I’ve found I’m a little of both. When I wrote my historical time travels, I researched the time period. This also helped me decide some of the plot points I wanted to add to my story. Even with my paranormal romances, there’s a background story. You can’t have your characters popping into the world, make believe or not, without giving some insight to where they’ve been. Moon Shifter is about werewolves. I researched the legends and decided my werewolves would be more like the traditional Irish werewolves. In my Fallen Angels series, the Fallen are the Watchers mentioned in the Dead Sea Scrolls’, the Book of Enoch.
I also like to have the names of my hero and heroine before I write. I’ll jot down in a notebook what they look like and if they have any habits, etc. This goes for the secondary characters as well. So in this sense, I am a plotter.
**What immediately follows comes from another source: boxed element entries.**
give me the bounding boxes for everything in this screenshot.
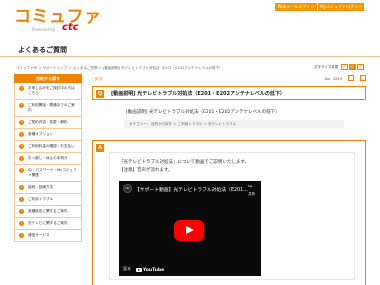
sidebar-item-contract[interactable]: › ご契約内容・変更・解約 [15, 116, 81, 128]
page-title: よくあるご質問 [18, 46, 67, 54]
category-path[interactable]: カテゴリー： 目的から探す ＞ ご利用トラブル ＞ 光テレビトラブル [124, 120, 344, 128]
logo-powered-by: Powered by [32, 27, 56, 32]
share-icon[interactable]: ↪ [246, 184, 254, 190]
sidebar-item-label: 各種設定に関するご案内 [28, 209, 68, 213]
question-description: [動画説明] 光テレビトラブル対処法（E201・E202アンテナレベルの低下） [126, 110, 280, 115]
youtube-icon[interactable] [136, 268, 142, 272]
channel-avatar[interactable]: ctc [123, 184, 132, 193]
sidebar-item-label: 通信サービス [28, 233, 50, 237]
sidebar-item-billing[interactable]: › ご利用料金の確認・お支払い [15, 140, 81, 152]
sidebar-item-label: ご利用トラブル [28, 197, 54, 201]
font-size-large-button[interactable]: 大 [356, 64, 364, 70]
sidebar-item-connection[interactable]: › 接続・回線方法 [15, 181, 81, 193]
sidebar-item-label: 光テレビに関するご案内 [28, 221, 68, 225]
sidebar-list: › お申し込みをご検討中の方はこちら › ご利用開始・開通までのご案内 › ご契約内容… [14, 83, 82, 242]
sidebar-item-label: 各種オプション [28, 132, 54, 136]
sidebar: 目的から探す › お申し込みをご検討中の方はこちら › ご利用開始・開通までのご案内… [14, 74, 82, 242]
logo-ctc-brand: ctc [62, 22, 79, 33]
question-box: Q [動画説明] 光テレビトラブル対処法（E201・E202アンテナレベルの低下… [92, 86, 366, 100]
answer-text-line1: 「光テレビトラブル対処法」について動画でご説明いたします。 [119, 160, 249, 165]
sidebar-item-moving[interactable]: › 引っ越し・休止の手続き [15, 152, 81, 164]
sidebar-item-label: 接続・回線方法 [28, 185, 54, 189]
sidebar-heading: 目的から探す [14, 74, 82, 83]
font-size-small-button[interactable]: 小 [340, 64, 348, 70]
sidebar-item-settings[interactable]: › 各種設定に関するご案内 [15, 205, 81, 217]
arrow-icon: › [19, 144, 24, 149]
my-comufa-login-button[interactable]: Myコミュファログイン [318, 3, 364, 11]
sidebar-item-label: お申し込みをご検討中の方はこちら [28, 86, 75, 95]
question-meta: No：2819 [92, 75, 366, 84]
arrow-icon: › [19, 168, 24, 173]
play-button[interactable] [174, 220, 204, 241]
sidebar-item-options[interactable]: › 各種オプション [15, 128, 81, 140]
sidebar-item-id-password[interactable]: › ID・パスワード・Myコミュファ関連 [15, 164, 81, 181]
sidebar-item-label: ご利用開始・開通までのご案内 [28, 103, 75, 112]
arrow-icon: › [19, 233, 24, 238]
youtube-logo-text[interactable]: YouTube [143, 268, 164, 273]
sidebar-item-label: ID・パスワード・Myコミュファ関連 [28, 168, 77, 177]
arrow-icon: › [19, 103, 24, 108]
question-badge: Q [96, 90, 104, 98]
webmail-login-button[interactable]: Webメールログイン [275, 3, 317, 11]
question-number: No：2819 [324, 77, 342, 81]
logo-text: コミュファ [14, 7, 102, 27]
font-size-label: 文字サイズ変更 [314, 65, 339, 69]
question-title: [動画説明] 光テレビトラブル対処法（E201・E202アンテナレベルの低下） [111, 91, 285, 97]
arrow-icon: › [19, 185, 24, 190]
arrow-icon: › [19, 132, 24, 137]
answer-box: A 「光テレビトラブル対処法」について動画でご説明いたします。 【注意】音声が流… [92, 140, 366, 285]
comufa-logo[interactable]: コミュファ Powered by ctc [14, 7, 102, 33]
sidebar-item-label: 引っ越し・休止の手続き [28, 156, 68, 160]
arrow-icon: › [19, 197, 24, 202]
font-size-control: 文字サイズ変更 小中大 [314, 64, 364, 70]
video-title[interactable]: 【サポート動画】光テレビトラブル対処法（E201… [135, 186, 248, 193]
arrow-icon: › [19, 156, 24, 161]
breadcrumb[interactable]: コミュファ光 ＞ サポートトップ ＞ よくあるご質問 ＞ [動画説明] 光テレビ… [16, 66, 223, 71]
answer-content: 「光テレビトラブル対処法」について動画でご説明いたします。 【注意】音声が流れま… [109, 152, 355, 280]
watch-on-label[interactable]: 見る [123, 266, 131, 272]
arrow-icon: › [19, 209, 24, 214]
print-icon[interactable] [348, 75, 354, 81]
title-divider [0, 56, 380, 57]
sidebar-item-communication[interactable]: › 通信サービス [15, 229, 81, 241]
sidebar-item-label: ご利用料金の確認・お支払い [28, 144, 75, 148]
arrow-icon: › [19, 120, 24, 125]
bookmark-icon[interactable] [360, 75, 366, 81]
arrow-icon: › [19, 221, 24, 226]
youtube-video-player[interactable]: ctc 【サポート動画】光テレビトラブル対処法（E201… ↪ 共有 見る Yo… [119, 181, 261, 276]
sidebar-item-start-service[interactable]: › ご利用開始・開通までのご案内 [15, 99, 81, 116]
answer-badge: A [96, 144, 104, 152]
answer-text-line2: 【注意】音声が流れます。 [119, 168, 173, 173]
sidebar-item-trouble[interactable]: › ご利用トラブル [15, 193, 81, 205]
main-content: ‹ 戻る No：2819 Q [動画説明] 光テレビトラブル対処法（E201・E… [92, 74, 366, 285]
font-size-medium-button[interactable]: 中 [348, 64, 356, 70]
arrow-icon: › [19, 86, 24, 91]
sidebar-item-label: ご契約内容・変更・解約 [28, 120, 68, 124]
sidebar-item-application[interactable]: › お申し込みをご検討中の方はこちら [15, 83, 81, 99]
share-label[interactable]: 共有 [248, 191, 255, 196]
sidebar-item-tv[interactable]: › 光テレビに関するご案内 [15, 217, 81, 229]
I’m more a panster when it comes to writing the story. I do have an idea where I want to go with the story, but sometimes my characters have another idea and things begin to take another route. I just go with the flow. I may write the first few chapters of the book then have an idea for the middle of the story or have a great last scene in mind and have to let my fingers fly over the keyboard to type it out. Even characters have a habit of showing up and introducing themselves. I just add them to the notebook. I use “sticky note pads” to scribble down a few lines here and there as they come to me. These usually turn out to be full-fledged scenes. It’s rare for me to write from beginning to end.
There is nothing wrong with being a plotter, a panster or a little of both if it gets the job done. Just be true to yourself.